Geçtiğimiz yıl sonunda çıkan yönetmelikle sektörün yeni bir mevzuata kavuştuğunu hatırlatan Altuğ, “Yönetmeliğin 11/2 maddesi kılavuzluk ve römorkaj hizmetlerinin rekabete açılmasını öngörüyor. Bu madde ‘bir bölgede kılavuzluk teşkilatı varsa, aynı teşkilat bu bölgede römorkör hizmeti veremez" diyor.

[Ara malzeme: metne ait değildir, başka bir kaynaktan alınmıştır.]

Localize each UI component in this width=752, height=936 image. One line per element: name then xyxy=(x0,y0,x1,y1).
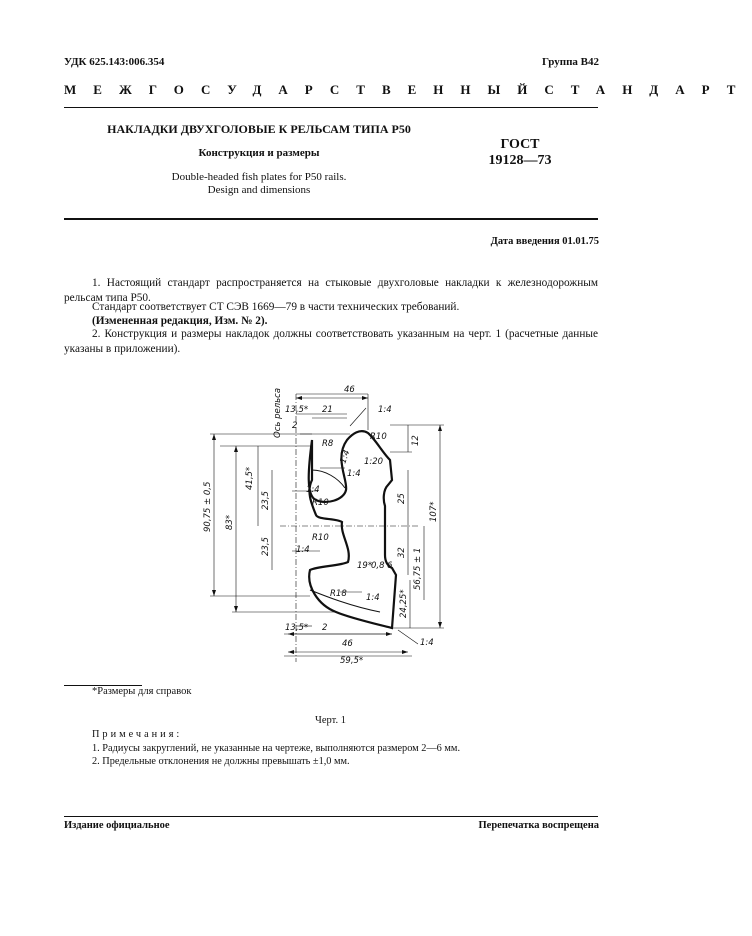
notes xyxy=(92,728,460,769)
dim-46-bottom: 46 xyxy=(342,639,353,649)
note-1: 1. Радиусы закруглений, не указанные на чертеже, выполняются размером 2—6 мм. xyxy=(92,742,461,754)
dim-12: 12 xyxy=(411,435,421,446)
footnote: *Размеры для справок xyxy=(92,686,192,697)
dim-107: 107* xyxy=(429,501,439,522)
dim-21: 21 xyxy=(322,405,333,415)
note-2: 2. Предельные отклонения не должны превышать ±1,0 мм. xyxy=(92,756,350,767)
dim-19: 19* xyxy=(357,561,373,571)
radius-r18: R18 xyxy=(330,589,347,599)
dim-23-5-b: 23,5 xyxy=(261,537,271,556)
date-value: 01.01.75 xyxy=(562,236,599,247)
dim-41-5: 41,5* xyxy=(245,466,255,490)
dim-59-5: 59,5* xyxy=(340,656,364,666)
banner-word-2: СТАНДАРТ xyxy=(544,82,752,97)
footer-rule xyxy=(64,816,598,817)
dim-13-5-bottom: 13,5* xyxy=(285,623,309,633)
english-title-line1: Double-headed fish plates for P50 rails. xyxy=(171,171,347,183)
dim-46-top: 46 xyxy=(344,385,355,395)
slope-1-20: 1:20 xyxy=(364,457,384,467)
slope-1-4-e: 1:4 xyxy=(366,593,380,603)
slope-top: 1:4 xyxy=(378,405,392,415)
paragraph-4: 2. Конструкция и размеры накладок должны соответствовать указанным на черт. 1 (расчетные данные указаны в приложении). xyxy=(64,328,598,355)
gost-label: ГОСТ xyxy=(500,137,540,152)
slope-bottom: 1:4 xyxy=(420,638,434,648)
figure-caption: Черт. 1 xyxy=(315,715,346,726)
footer-reprint-prohibited: Перепечатка воспрещена xyxy=(478,820,599,831)
document-subtitle: Конструкция и размеры xyxy=(198,147,320,159)
paragraph-3: (Измененная редакция, Изм. № 2). xyxy=(92,315,268,327)
radius-r10-top: R10 xyxy=(370,432,387,442)
dim-25: 25 xyxy=(397,493,407,504)
udk-code: УДК 625.143:006.354 xyxy=(64,56,165,68)
paragraph-1: 1. Настоящий стандарт распространяется на стыковые двухголовые накладки к железнодорожным рельсам типа Р50. xyxy=(64,277,598,304)
dim-24-25: 24,25* xyxy=(399,589,409,618)
document-title: НАКЛАДКИ ДВУХГОЛОВЫЕ К РЕЛЬСАМ ТИПА Р50 xyxy=(107,122,411,136)
rail-axis-label: Ось рельса xyxy=(273,387,283,438)
radius-r10-bottom: R10 xyxy=(312,533,329,543)
dim-2-top: 2 xyxy=(292,421,298,431)
slope-1-4-a: 1:4 xyxy=(338,448,353,466)
radius-r10-left: R10 xyxy=(312,498,329,508)
slope-1-4-d: 1:4 xyxy=(296,545,310,555)
date-label: Дата введения xyxy=(490,236,560,247)
dim-0-8: 0,8 xyxy=(371,561,385,571)
dim-56-75: 56,75 ± 1 xyxy=(413,547,423,590)
banner-word-1: МЕЖГОСУДАРСТВЕННЫЙ xyxy=(64,82,545,97)
dim-13-5-top: 13,5* xyxy=(285,405,309,415)
gost-code: 19128—73 xyxy=(488,153,552,168)
paragraph-2: Стандарт соответствует СТ СЭВ 1669—79 в части технических требований. xyxy=(92,301,460,313)
dim-32: 32 xyxy=(397,547,407,558)
dim-83: 83* xyxy=(225,514,235,530)
slope-1-4-b: 1:4 xyxy=(347,469,361,479)
english-title-line2: Design and dimensions xyxy=(207,184,311,196)
dim-23-5-a: 23,5 xyxy=(261,491,271,510)
group-code: Группа В42 xyxy=(541,56,599,68)
notes-heading: Примечания: xyxy=(92,729,183,740)
footer-official-edition: Издание официальное xyxy=(64,820,170,831)
dim-90-75: 90,75 ± 0,5 xyxy=(203,481,213,532)
radius-r8: R8 xyxy=(322,439,334,449)
dim-2-bottom: 2 xyxy=(322,623,328,633)
dim-6: 6 xyxy=(387,561,393,571)
slope-1-4-c: 1:4 xyxy=(306,485,320,495)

Çanakkale ve Nemrut Körfezlerinde iki hizmeti de veriyoruz. Şimdi buralarda sadece kılavuzluk hizmeti için izin aldık" diyen Altuğ, şunları kaydetti: "Römorkaj hizmeti için başka limanlara talip olacağız. Bu hizmetlerin rekabete açılması hedefleniyor ama tarifelerin idare tarafından belirlendiği sistemde bu pek mümkün değil. Farklı şirketlerin rekabetinin idareye bir kazancı yok. Burada öncelik hizmetin doğru, emniyetli ve sürdürülebilir şekilde verilmesi olmalı. Örneğin bizim Nemrut Körfezi’nde bir balık kıpırdasa haberimiz olur. Biz rotasyon yani sıralı römorkör görevlendirmesi önerdik. Rekabete açılırsa römorkör seçimi gemi acentesinin uhdesinde oluyor. Tarife aynı olduğu için hizmet kalitesi önem kazanır diye düşünülebilir ama geçmişteki bir uygulamada bazı acenteler iade faturalarıyla hizmeti ucuzlattılar. Kim daha fazla komisyon verirse, ondan hizmet alınmaya başlandı. Sektörün uzun yıllar sonra bir yönetmeliğe kavuşması sevindirici.”